We did not have an issue at all with the inspector and our practice of only running QC once daily in the secondary mode. This might not have been addressed specifically and as you pointed out different inspectors often focus on different points. Ours focused more on the fact that we were not performing linearity as a calibration validation.

Thank you for bringing up this requirement as we will certainly be looking into it and possibly changing our practices soon as it would be an easy fix.

  • 4 years later...
comment_64781

Hallo, you can take a look here for some ideas, there is a lot free manuals: http://techno-fix.com/New_Manuals.php?s=50

comment_64783
On ‎9‎/‎14‎/‎2011 at 8:28 AM, SMILLER said:

According to JCAHO and others, Hematology analyzers must have at least one level of control run every 8 hours, with at least 2 levels run every 24.

If you are using both open and closed modes on an analyzer, this means that you have to use twice as much commercial QC material as you would if you only used one mode.

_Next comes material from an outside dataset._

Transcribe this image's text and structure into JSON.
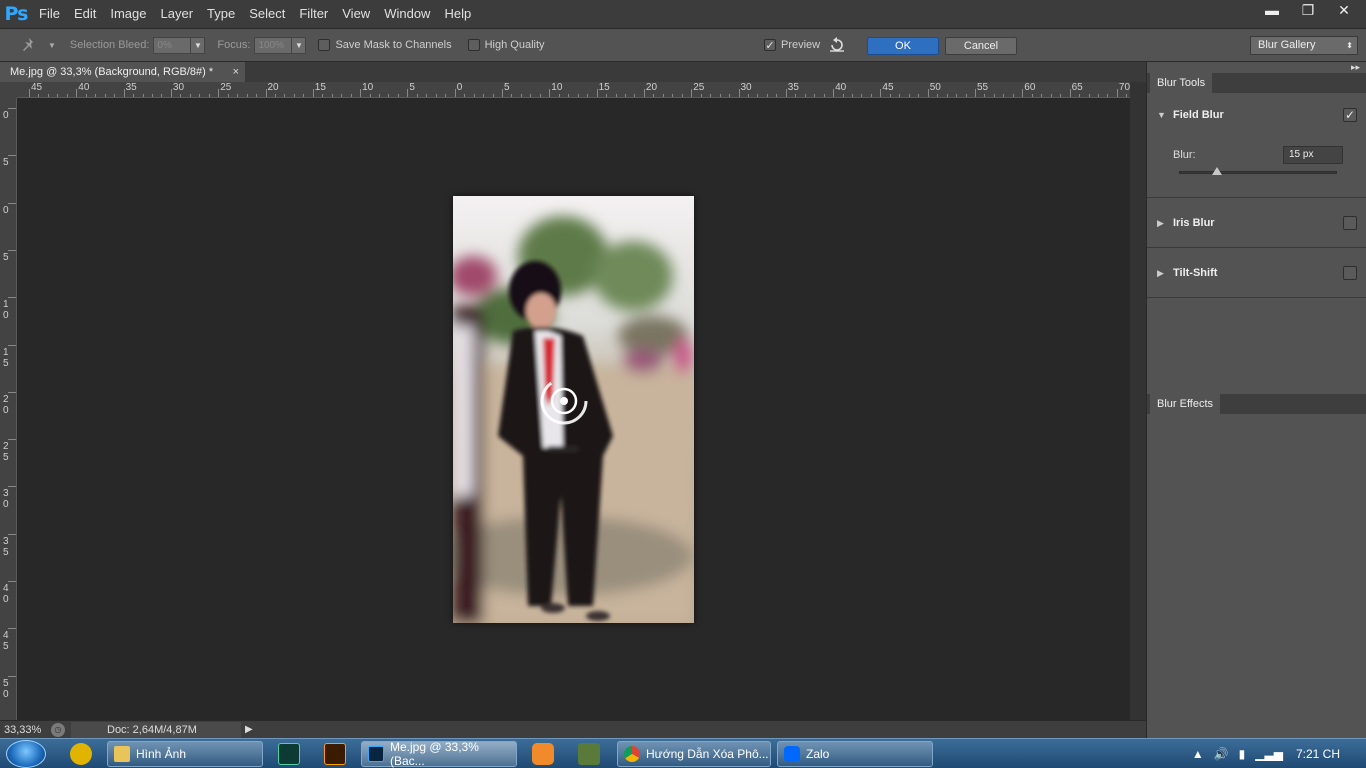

One way around spending twice as much for commercial controls is to use a patient control. Does anyone do this? We are currently reviewing our policies for using patient controls and we are wondering if and how other labs are doing it.

We now run a random normal patient 3 times in the closed mode, and make sure the variance is low enough for each parameter. We then run it 3 times in the open mode. The mean open mode results must be within a pre-established range of the closed mode results in order to say that the open mode is in control. (Commercial QC is also run in the Closed mode)

We have been doing this only once a day, however, and now are thinking we should have been doing it every 8 hours to be compliant with what I mentioned above in the first paragraph.

Anyone else use a patient-control protocol?

We run 2 levels per shift on the auto mode plus one level per shift open mode.  we were running less until state inspected us and dinged us for not running enough controls.  JCAHO's next inspector asked why we were running so many controls.  My answer is because state said we had to State can shut us down.. !  I worked the night shift at another facility years ago and they used patient controls.  about 10% of the time the patient control would not be within limits.  Coulter Jr  ya way back 

  • Author
comment_64798

Note that the original posts were from over 4 years ago.

Since then, we just run a commercial control every 8 hours in both modes. Instead of two boxes of QC used every month, we now use 3.  The extra expense is worth not having to screw around with patient controls!

If we had not had an inspector (several inspections ago) tell us that the two modes were the same as two methods, we would not be running QC in open mode at all on the Coulters.